In the meantime, however, it’s full speed ahead for TikTok Shop, where the company introduced a variety of new features in September that are directly tied to retail. According to its statement, those features include:
- “In-Feed Video and LIVE Shopping: Shop tagged products directly from videos and LIVEs in the For You feed.
- Product Showcase: Browse product tiles, read reviews, and purchase directly from a favorite brand’s profile. Businesses can curate custom product collections directly on their profile page.
- Shop Tab: Businesses display their products on a new product marketplace and customers can easily search and discover promotions. Product recommendations are showcased via product listings and shoppable content, and customers can manage orders, all within a single tab.
- Affiliate Program: Creators can connect with sellers through new commission-based product marketing opportunities.

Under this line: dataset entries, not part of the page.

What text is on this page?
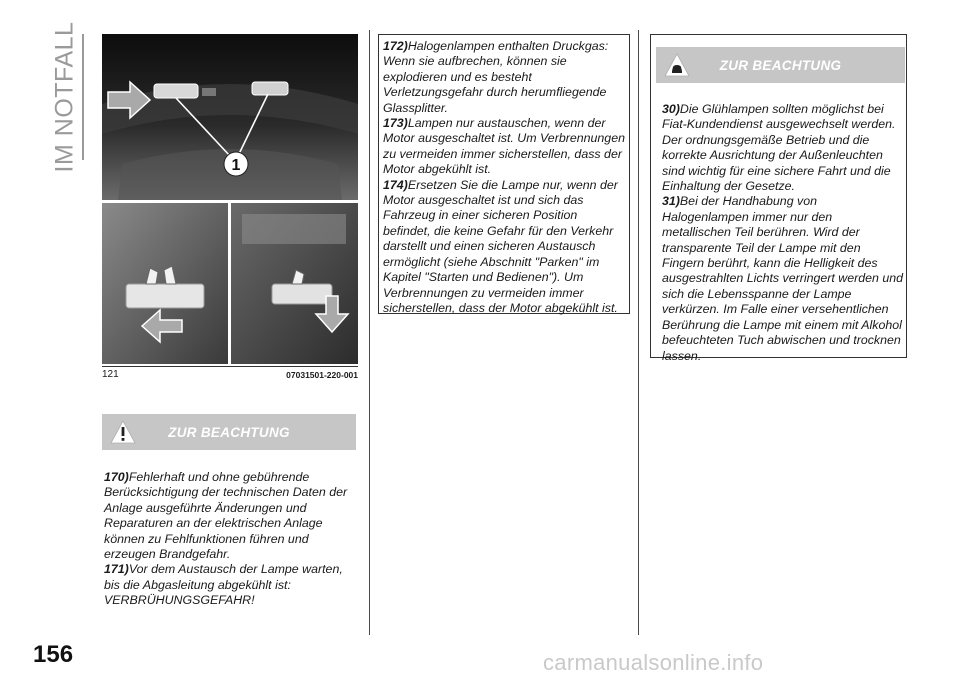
IM NOTFALL	1
121	07031501-220-001
ZUR BEACHTUNG

170)Fehlerhaft und ohne gebührende Berücksichtigung der technischen Daten der Anlage ausgeführte Änderungen und Reparaturen an der elektrischen Anlage können zu Fehlfunktionen führen und erzeugen Brandgefahr.

171)Vor dem Austausch der Lampe warten, bis die Abgasleitung abgekühlt ist: VERBRÜHUNGSGEFAHR!

172)Halogenlampen enthalten Druckgas: Wenn sie aufbrechen, können sie explodieren und es besteht Verletzungsgefahr durch herumfliegende Glassplitter.

173)Lampen nur austauschen, wenn der Motor ausgeschaltet ist. Um Verbrennungen zu vermeiden immer sicherstellen, dass der Motor abgekühlt ist.

174)Ersetzen Sie die Lampe nur, wenn der Motor ausgeschaltet ist und sich das Fahrzeug in einer sicheren Position befindet, die keine Gefahr für den Verkehr darstellt und einen sicheren Austausch ermöglicht (siehe Abschnitt "Parken" im Kapitel "Starten und Bedienen"). Um Verbrennungen zu vermeiden immer sicherstellen, dass der Motor abgekühlt ist.

ZUR BEACHTUNG

30)Die Glühlampen sollten möglichst bei Fiat-Kundendienst ausgewechselt werden. Der ordnungsgemäße Betrieb und die korrekte Ausrichtung der Außenleuchten sind wichtig für eine sichere Fahrt und die Einhaltung der Gesetze.

31)Bei der Handhabung von Halogenlampen immer nur den metallischen Teil berühren. Wird der transparente Teil der Lampe mit den Fingern berührt, kann die Helligkeit des ausgestrahlten Lichts verringert werden und sich die Lebensspanne der Lampe verkürzen. Im Falle einer versehentlichen Berührung die Lampe mit einem mit Alkohol befeuchteten Tuch abwischen und trocknen lassen.

156	carmanualsonline.info
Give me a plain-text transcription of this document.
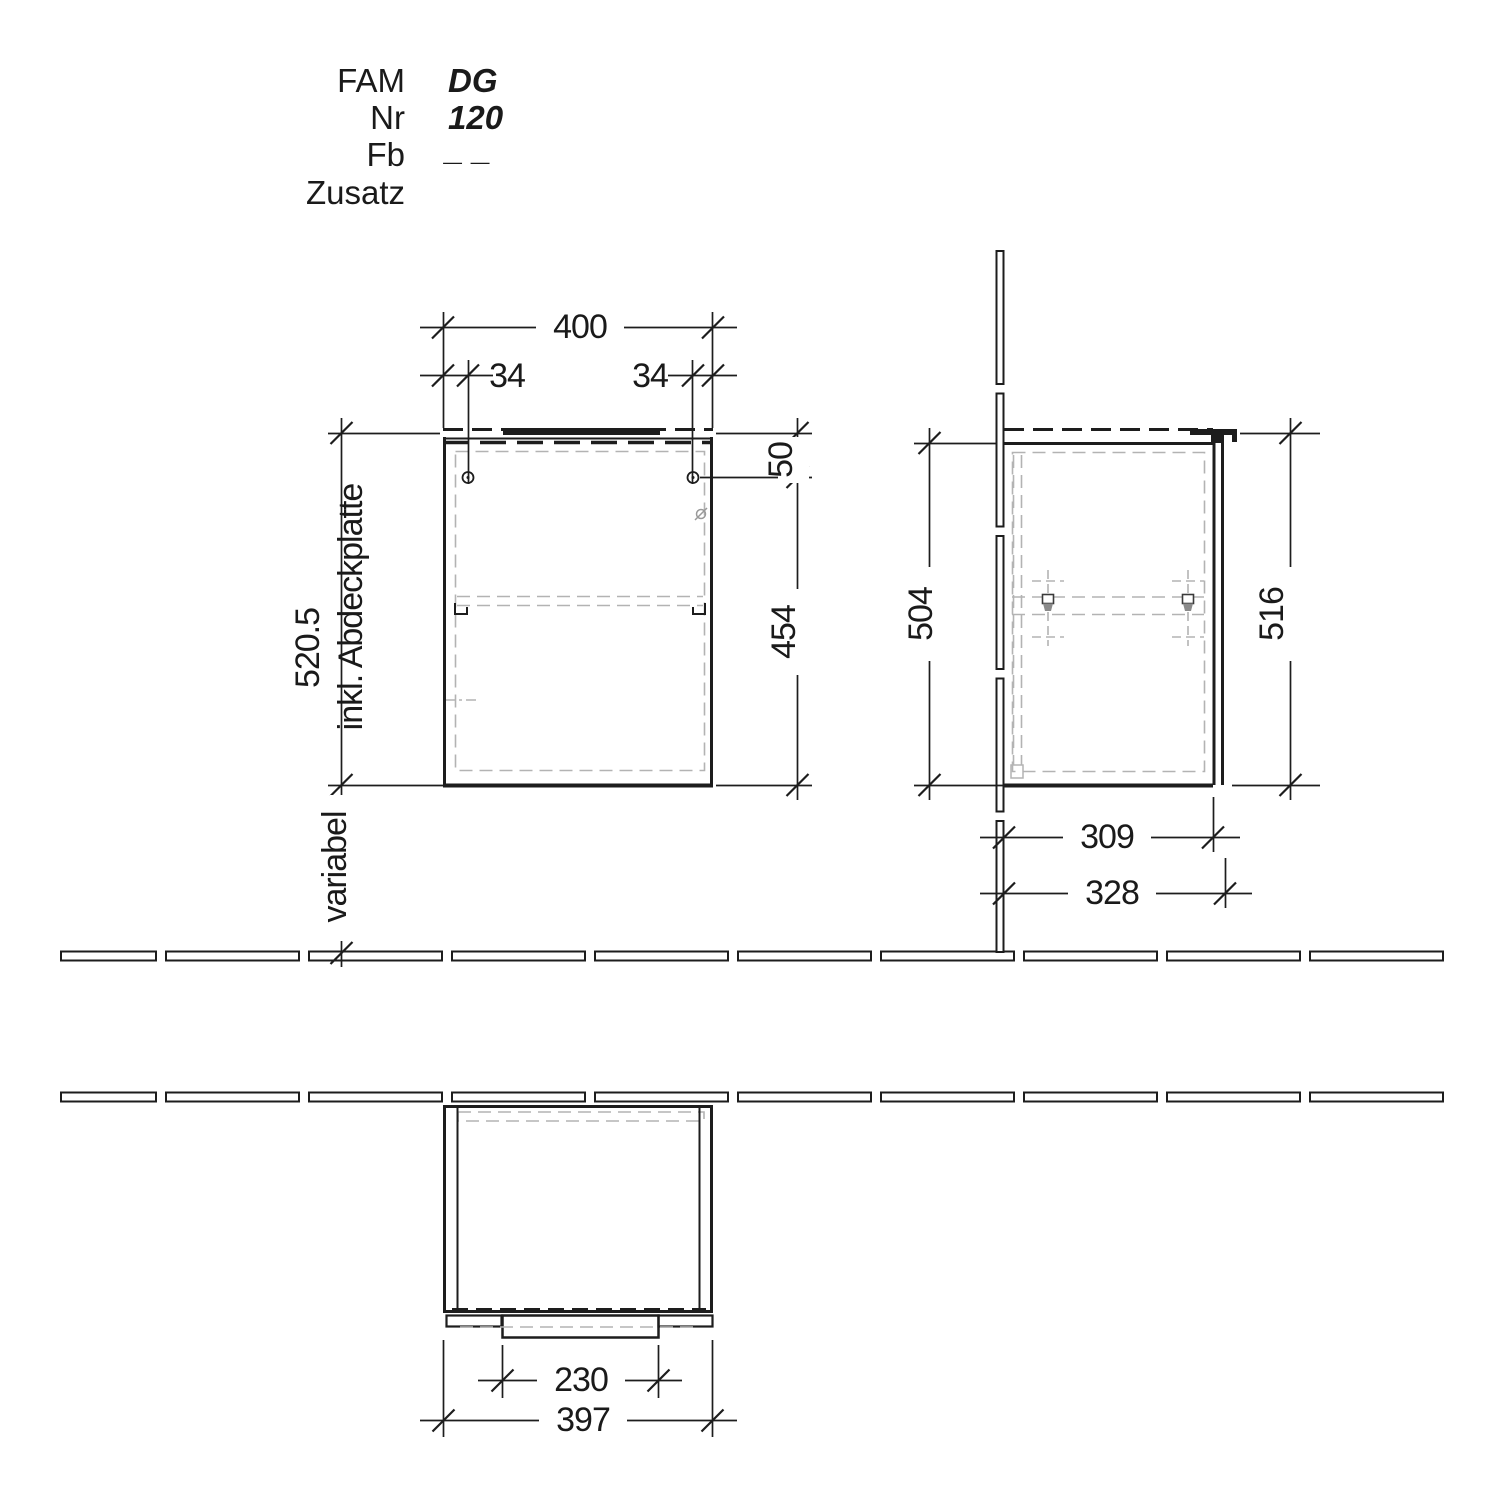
FAM DG
Nr 120
Fb _ _
Zusatz
400
34	34
520.5 inkl. Abdeckplatte
variabel
50
454	504	516
309
328
230
397
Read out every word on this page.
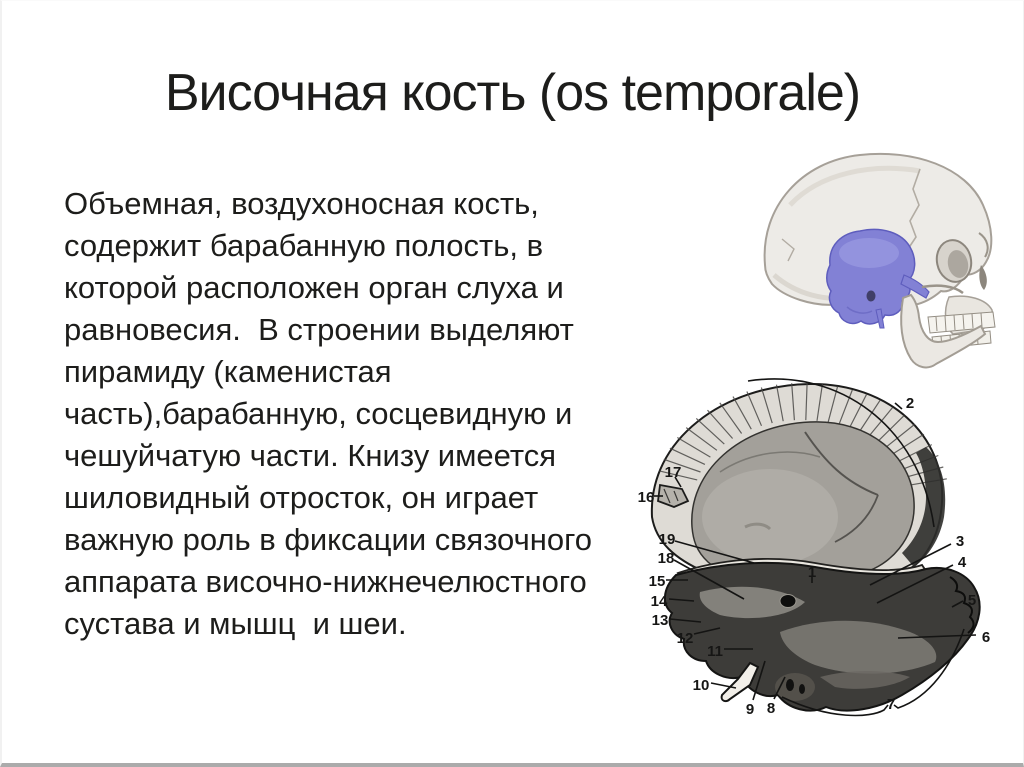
Височная кость (os temporale)
Объемная, воздухоносная кость,
содержит барабанную полость, в
которой расположен орган слуха и
равновесия.  В строении выделяют
пирамиду (каменистая
часть),барабанную, сосцевидную и
чешуйчатую части. Книзу имеется
шиловидный отросток, он играет
важную роль в фиксации связочного
аппарата височно-нижнечелюстного
сустава и мышц  и шеи.
1
2
3
4
5
6
7
8
9
10
11
12
13
14
15
16
17
18
19
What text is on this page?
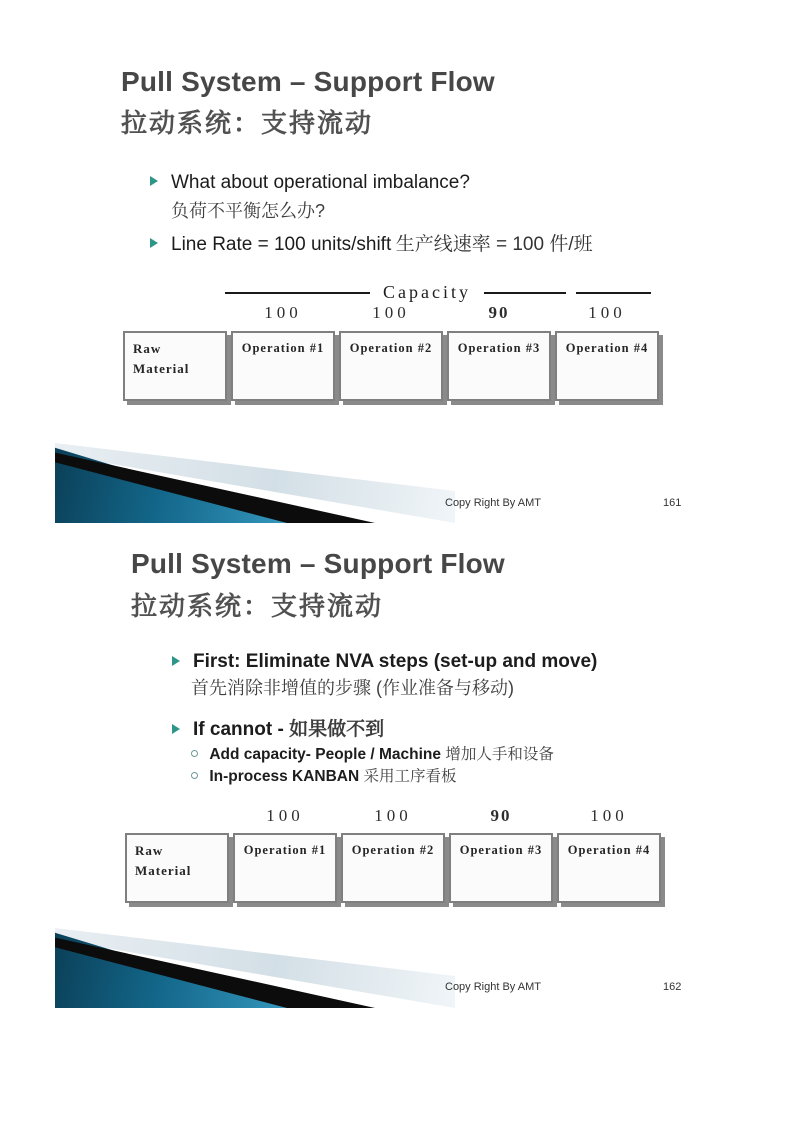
Pull System – Support Flow
拉动系统：支持流动
What about operational imbalance?
负荷不平衡怎么办?
Line Rate = 100 units/shift 生产线速率 = 100 件/班
Capacity
100	100	90	100
Raw Material
Operation #1	Operation #2	Operation #3	Operation #4
Copy Right By AMT	161
Pull System – Support Flow
拉动系统：支持流动
First: Eliminate NVA steps (set-up and move)
首先消除非增值的步骤 (作业准备与移动)
If cannot - 如果做不到
Add capacity- People / Machine 增加人手和设备
In-process KANBAN 采用工序看板
100	100	90	100
Raw Material
Operation #1	Operation #2	Operation #3	Operation #4
Copy Right By AMT	162
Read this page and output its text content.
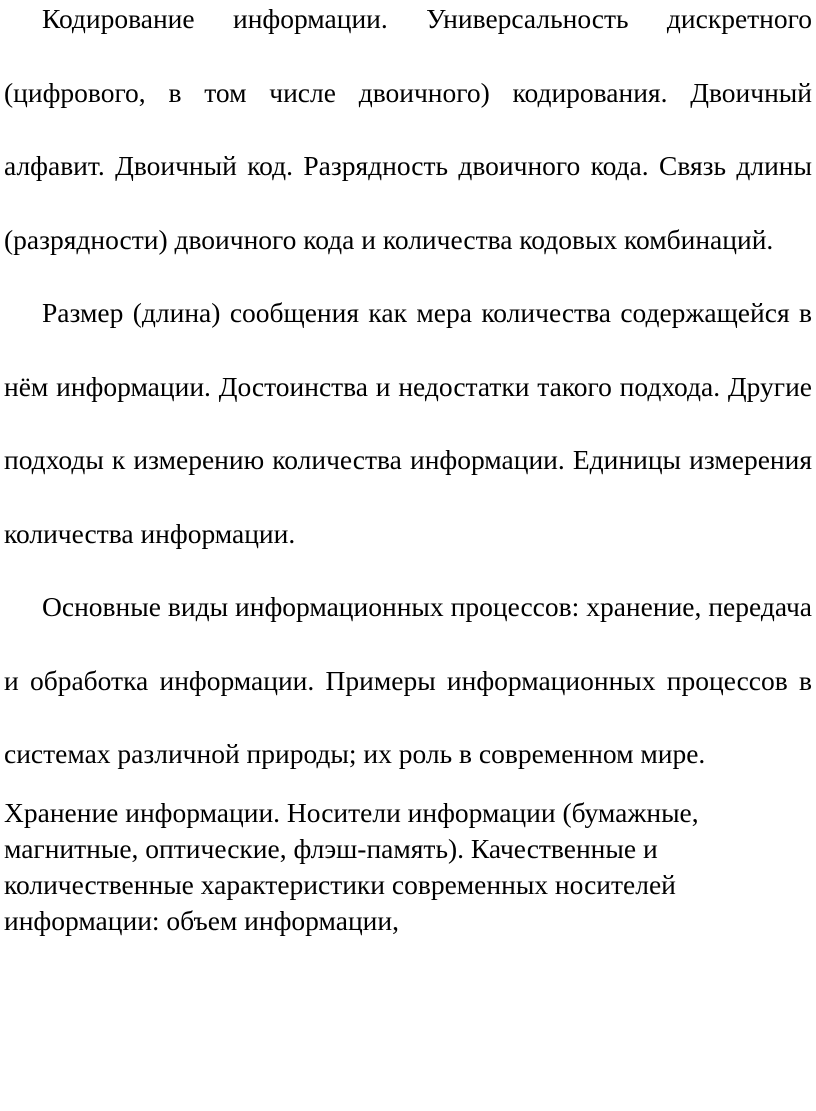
Кодирование информации. Универсальность дискретного (цифрового, в том числе двоичного) кодирования. Двоичный алфавит. Двоичный код. Разрядность двоичного кода. Связь длины (разрядности) двоичного кода и количества кодовых комбинаций.

Размер (длина) сообщения как мера количества содержащейся в нём информации. Достоинства и недостатки такого подхода. Другие подходы к измерению количества информации. Единицы измерения количества информации.

Основные виды информационных процессов: хранение, передача и обработка информации. Примеры информационных процессов в системах различной природы; их роль в современном мире.

Хранение информации. Носители информации (бумажные, магнитные, оптические, флэш-память). Качественные и количественные характеристики современных носителей информации: объем информации,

Creators have a new way to monetize their creativity by sharing products in short videos and livestreams, and sellers can choose the Affiliate plan that’s the right fit for their brand.
- Shop Ads: New TikTok Shop Ads bring more opportunities for sellers to promote their TikTok Shops, so customers can discover and complete purchases all within TikTok.
- Fulfilled by TikTok: A new logistics solution that lets merchants focus on their products while TikTok Shop stores, picks, packs, and then ships sellers’ products to customers.
- Secure Checkout: TikTok works with trusted third party payment platforms to facilitate transactions on TikTok Shop, to ensure a quick, smooth, and secure checkout process. All TikTok protected US user data is stored in the US and managed by USDS.”
TikTok Has Been Busy Creating Sales Integrations
TikTok has also been hard at work signing deals that allow them to integrate with a variety of partners that will facilitate its retail services.
For example, TikTok now offers merchants the ability to connect with their platform from their own ecommerce platforms, including Shopify, WooCommerce, Salesforce Commerce Cloud, BigCommerce and Magento, to name a few.
It is also partnering with multi-channel software vendors, which are typically used by merchants running omni-channel retail businesses. TikTok has already partnered with Channel Advisor, Feedonomics, Productsup, Pipe17, GoDataFeed, SellerCloud, Linnworks, ChannelEngine, ShoppingFeed, and Cymbio. The company is even working with shipping services like Easyship, print-on-demand companies like Printful and Printify, and with Yotpo for user review services.
As of mid-September, merchants could sign up on the TikTok Shop Seller Center. The next 12 months will be critical in seeing whether TikTok Shop becomes a major force in retail in the US and other Western nations. And if so, there’s no question the introduction of viral video will mark a seismic shift in how we work in the areas of licensing, marketing and retail.
There are already influencers who earn hundreds of thousands of dollars from a single post, and many who enjoy lucrative marketing or licensing partnerships. That trend is now about to increase massively, as TikTok throws its billions behind the growth of TikTok Shop as it attempts to close the circle between product placements and product sales.